Jest to zaskakujące, bo brytyjski resort dyplomacji przestrzegał miesiąc temu brytyjskie firmy, by robiąc interesy z przedsiębiorstwami z innych krajów brały pod uwagę to, czy są tam przestrzegane prawa człowieka. Na dodatek niektórzy ekspercie przestrzegają przed dopuszczaniem Chińczyków do tajemnic, „bo mają ani armię hakerów, zaangażowanych w szpiegostwo przemysłowe na wielką skalę".
Dlaczego więc Wielka Brytania dopuszcza do tak wrażliwej dziedziny gospodarki, jak energetyka jądrowa, wroga z czasów zimnej wojny? - pyta BBC. I odpowiada - z powodów gospodarczych. Brytyjczykom bardzo potrzebna jest nowa elektrownia jądrowa, by nie zaczęły się problemy z prądem. A nie ma na nią pieniędzy publicznych. dlatego potrzebni są inwestorzy, także z Chin, choć przydaliby się i ci, prywatni brytyjscy - z londyńskiego City.

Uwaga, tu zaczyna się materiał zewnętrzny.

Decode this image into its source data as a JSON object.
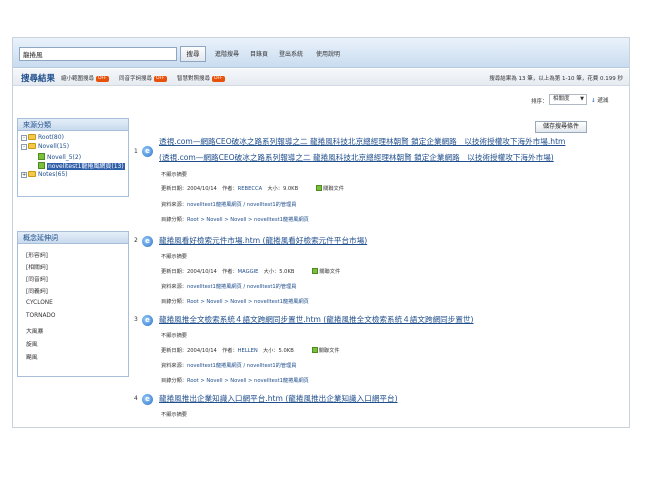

Chińczycy zostaną więc dopuszczeni do budowy wartej 14 mld funtów nowej siłowni Hinkley C, pierwszej, jaka powstanie od 1995 roku.
Osborne nazwał Chiny najszybciej rozwijającą się cywilną potęgą atomową świata, a zapowiedź dopuszczenia Chińczyków do brytyjskiej energetyki nazwał „wielkim krokiem w relacjach" Londynu i Pekinu.